Point de vue
La parapsychologie freudienne
Michel Onfray, philosophe
16.10.10
Dans le Vocabulaire de la psychanalyse, de Laplanche et Pontalis, qui fait autorité, on lit à l'entrée "métapsychologie" : "Terme créé par Freud pour désigner la psychologie qu'il a fondée, considérée dans sa dimension la plus théorique. La métapsychologie élabore un ensemble de modèles conceptuels plus ou moins (sic) distants de l'expérience tels que la fiction d'un appareil psychique divisé en instances, la théorie des pulsions, le processus du refoulement, etc."
Gros poisson conceptuel donc... Ces informations permettent de conclure qu'en forgeant ce mot Freud renvoie bien à ce qui se trouverait derrière la psyché - ou au-delà.

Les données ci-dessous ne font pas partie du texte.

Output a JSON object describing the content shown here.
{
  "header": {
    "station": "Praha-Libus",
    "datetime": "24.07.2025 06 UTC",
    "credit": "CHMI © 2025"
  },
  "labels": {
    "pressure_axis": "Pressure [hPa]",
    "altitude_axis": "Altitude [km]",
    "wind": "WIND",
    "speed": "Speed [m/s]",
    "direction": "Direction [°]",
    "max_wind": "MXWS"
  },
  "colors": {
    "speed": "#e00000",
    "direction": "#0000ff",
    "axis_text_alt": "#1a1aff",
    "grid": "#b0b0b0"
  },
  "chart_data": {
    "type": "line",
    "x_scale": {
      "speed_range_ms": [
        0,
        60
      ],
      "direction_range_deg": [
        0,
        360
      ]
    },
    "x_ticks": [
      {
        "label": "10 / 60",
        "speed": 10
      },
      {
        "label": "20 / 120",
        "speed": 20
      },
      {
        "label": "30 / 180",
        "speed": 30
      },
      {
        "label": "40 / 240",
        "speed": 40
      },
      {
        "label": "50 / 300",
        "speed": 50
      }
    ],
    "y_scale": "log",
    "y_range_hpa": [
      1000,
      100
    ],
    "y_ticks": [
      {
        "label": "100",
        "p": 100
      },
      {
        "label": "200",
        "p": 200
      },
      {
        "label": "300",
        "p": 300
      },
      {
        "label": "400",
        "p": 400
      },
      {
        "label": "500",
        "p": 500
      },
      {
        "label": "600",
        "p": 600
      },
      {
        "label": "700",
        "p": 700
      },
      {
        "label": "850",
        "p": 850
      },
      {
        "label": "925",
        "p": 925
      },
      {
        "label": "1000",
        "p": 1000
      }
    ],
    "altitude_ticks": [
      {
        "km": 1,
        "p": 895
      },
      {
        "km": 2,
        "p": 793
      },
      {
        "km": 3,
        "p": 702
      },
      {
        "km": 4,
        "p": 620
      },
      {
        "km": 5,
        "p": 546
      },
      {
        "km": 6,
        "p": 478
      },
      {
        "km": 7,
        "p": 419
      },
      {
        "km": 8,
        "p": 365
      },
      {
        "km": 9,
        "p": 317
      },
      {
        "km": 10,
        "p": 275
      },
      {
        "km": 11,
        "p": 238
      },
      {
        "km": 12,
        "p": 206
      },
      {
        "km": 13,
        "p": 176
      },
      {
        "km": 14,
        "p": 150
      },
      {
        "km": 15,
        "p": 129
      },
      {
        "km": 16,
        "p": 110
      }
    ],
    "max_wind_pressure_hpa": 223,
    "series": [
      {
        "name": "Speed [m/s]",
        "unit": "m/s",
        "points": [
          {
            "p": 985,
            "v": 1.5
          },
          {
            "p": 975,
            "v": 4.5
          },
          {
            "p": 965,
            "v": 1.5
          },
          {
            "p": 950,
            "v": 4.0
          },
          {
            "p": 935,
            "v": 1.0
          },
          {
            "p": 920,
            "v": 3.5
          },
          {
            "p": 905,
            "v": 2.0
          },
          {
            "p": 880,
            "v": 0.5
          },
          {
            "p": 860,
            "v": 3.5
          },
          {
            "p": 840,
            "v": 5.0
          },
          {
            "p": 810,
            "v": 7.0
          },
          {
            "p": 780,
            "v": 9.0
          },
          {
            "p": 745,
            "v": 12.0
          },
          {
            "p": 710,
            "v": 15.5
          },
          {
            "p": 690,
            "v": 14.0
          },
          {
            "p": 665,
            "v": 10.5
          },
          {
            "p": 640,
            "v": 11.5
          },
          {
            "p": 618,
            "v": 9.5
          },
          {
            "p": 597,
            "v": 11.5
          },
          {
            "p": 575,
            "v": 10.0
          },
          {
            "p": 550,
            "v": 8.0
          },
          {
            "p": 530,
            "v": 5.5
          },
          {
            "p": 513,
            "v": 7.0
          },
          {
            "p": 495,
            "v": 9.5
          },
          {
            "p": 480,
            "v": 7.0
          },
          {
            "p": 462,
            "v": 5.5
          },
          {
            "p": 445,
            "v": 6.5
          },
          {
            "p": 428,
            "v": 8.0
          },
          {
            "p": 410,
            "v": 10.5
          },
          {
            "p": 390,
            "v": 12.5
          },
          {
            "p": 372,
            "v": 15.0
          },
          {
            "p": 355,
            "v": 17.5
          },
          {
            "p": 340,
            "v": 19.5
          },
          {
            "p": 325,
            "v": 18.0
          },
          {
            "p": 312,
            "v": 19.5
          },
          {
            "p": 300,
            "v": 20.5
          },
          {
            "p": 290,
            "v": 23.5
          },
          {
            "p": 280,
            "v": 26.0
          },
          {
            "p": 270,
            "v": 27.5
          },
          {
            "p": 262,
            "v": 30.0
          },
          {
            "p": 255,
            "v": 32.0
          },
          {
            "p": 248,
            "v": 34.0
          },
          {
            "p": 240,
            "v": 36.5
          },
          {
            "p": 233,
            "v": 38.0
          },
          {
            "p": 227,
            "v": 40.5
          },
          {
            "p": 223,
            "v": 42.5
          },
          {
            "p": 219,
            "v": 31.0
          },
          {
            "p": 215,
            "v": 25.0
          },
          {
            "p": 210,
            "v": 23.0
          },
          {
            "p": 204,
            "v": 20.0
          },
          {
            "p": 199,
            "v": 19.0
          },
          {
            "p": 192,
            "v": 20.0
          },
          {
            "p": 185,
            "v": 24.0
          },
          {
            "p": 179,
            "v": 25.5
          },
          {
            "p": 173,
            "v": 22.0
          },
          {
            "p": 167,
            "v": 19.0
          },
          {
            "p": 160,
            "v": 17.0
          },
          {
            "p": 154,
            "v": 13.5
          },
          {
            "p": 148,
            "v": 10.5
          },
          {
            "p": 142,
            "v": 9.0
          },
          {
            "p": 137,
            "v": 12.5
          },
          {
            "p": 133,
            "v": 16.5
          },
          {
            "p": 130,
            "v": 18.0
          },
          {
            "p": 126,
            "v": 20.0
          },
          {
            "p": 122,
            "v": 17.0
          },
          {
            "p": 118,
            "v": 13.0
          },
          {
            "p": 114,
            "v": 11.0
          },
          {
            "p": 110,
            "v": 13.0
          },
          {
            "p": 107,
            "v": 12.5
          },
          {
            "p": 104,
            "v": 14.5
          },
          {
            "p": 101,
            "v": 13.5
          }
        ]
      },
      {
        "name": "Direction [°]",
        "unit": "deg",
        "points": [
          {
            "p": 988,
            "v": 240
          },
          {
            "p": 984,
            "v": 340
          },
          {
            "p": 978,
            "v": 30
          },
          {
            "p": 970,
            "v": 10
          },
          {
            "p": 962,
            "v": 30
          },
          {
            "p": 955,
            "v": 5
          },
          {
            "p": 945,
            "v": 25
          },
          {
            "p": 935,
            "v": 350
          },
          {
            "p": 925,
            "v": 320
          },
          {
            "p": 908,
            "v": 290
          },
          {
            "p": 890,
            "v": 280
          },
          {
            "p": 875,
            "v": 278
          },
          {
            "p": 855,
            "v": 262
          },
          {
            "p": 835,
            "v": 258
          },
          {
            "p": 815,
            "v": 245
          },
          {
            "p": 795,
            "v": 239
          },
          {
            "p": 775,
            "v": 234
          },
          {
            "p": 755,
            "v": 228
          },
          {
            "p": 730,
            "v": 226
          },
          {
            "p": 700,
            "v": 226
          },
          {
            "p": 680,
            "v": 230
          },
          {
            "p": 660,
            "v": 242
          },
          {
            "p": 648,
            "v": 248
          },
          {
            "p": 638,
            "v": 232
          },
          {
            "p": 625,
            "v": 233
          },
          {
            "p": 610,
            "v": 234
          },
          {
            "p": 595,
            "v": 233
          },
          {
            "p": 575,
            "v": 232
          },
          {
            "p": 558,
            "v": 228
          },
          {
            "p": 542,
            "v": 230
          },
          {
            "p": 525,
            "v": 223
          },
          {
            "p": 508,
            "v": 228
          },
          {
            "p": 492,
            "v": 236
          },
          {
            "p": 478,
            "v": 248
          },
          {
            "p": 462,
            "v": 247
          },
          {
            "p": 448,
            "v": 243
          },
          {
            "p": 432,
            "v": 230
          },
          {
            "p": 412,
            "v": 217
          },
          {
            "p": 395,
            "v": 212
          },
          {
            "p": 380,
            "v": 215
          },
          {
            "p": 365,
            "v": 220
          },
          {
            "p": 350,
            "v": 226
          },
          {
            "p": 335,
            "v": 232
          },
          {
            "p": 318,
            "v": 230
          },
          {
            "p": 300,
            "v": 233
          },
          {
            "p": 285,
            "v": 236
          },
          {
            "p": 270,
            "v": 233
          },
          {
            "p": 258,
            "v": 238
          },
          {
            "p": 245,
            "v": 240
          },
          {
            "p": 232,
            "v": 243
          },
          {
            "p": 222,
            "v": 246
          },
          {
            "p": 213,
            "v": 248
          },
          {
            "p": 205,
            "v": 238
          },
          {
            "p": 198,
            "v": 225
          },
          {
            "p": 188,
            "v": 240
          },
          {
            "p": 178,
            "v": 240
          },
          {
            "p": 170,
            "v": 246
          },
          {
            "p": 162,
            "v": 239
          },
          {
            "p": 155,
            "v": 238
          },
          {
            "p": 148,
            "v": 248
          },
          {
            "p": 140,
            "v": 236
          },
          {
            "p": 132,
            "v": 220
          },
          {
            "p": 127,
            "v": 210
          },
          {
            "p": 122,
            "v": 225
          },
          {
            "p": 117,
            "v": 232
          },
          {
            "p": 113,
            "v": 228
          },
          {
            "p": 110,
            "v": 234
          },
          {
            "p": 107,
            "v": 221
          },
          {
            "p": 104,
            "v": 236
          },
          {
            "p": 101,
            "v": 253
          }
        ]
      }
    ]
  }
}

Vers 60 avant l'ère commune, Andronicos de Rhodes, onzième successeur d'Aristote, classe thématiquement l'oeuvre complète de son maître : l'histoire des animaux et la théorie du ciel, la politique et l'éthique, la logique et la poétique, la physique et la rhétorique, etc. Une fois l'ensemble de la production rangé, reste un texte inclassable et inclassé qu'il installe après la physique : meta physis...
Au-delà de la petite histoire, retenons que la métaphysique nomme la discipline qui suit immédiatement la physique, la science de la nature. Derrière la nature, il y aurait donc autre chose, un au-delà, un arrière-monde dirait Nietzsche. En créant le néologisme métapsychologie, Freud n'a pas pu ne pas penser à la métaphysique comme discipline de l'au-delà de la physique. La métapsychologie enseigne donc un au-delà de la psychologie.
Je ne peux m'empêcher de mettre en relation métapsychologie et parapsychologie... Freud lui-même ne récuse pas la parapsychologie ou l'occultisme. Lui qui manifestait des comportements superstitieux, pratiquait les rites de conjuration, souscrivait à la numérologie, avouait pratiquer la télépathie avec sa fille, écrivait à Eduardo Weiss le 8 mai 1932 : "Qu'un psychanalyste évite de prendre parti publiquement sur la question de l'occultisme est une mesure d'ordre purement pratique et temporaire uniquement (sic), qui ne constitue nullement l'expression d'un principe"... On aura bien lu : précaution temporaire et non question d'incompatibilité doctrinale.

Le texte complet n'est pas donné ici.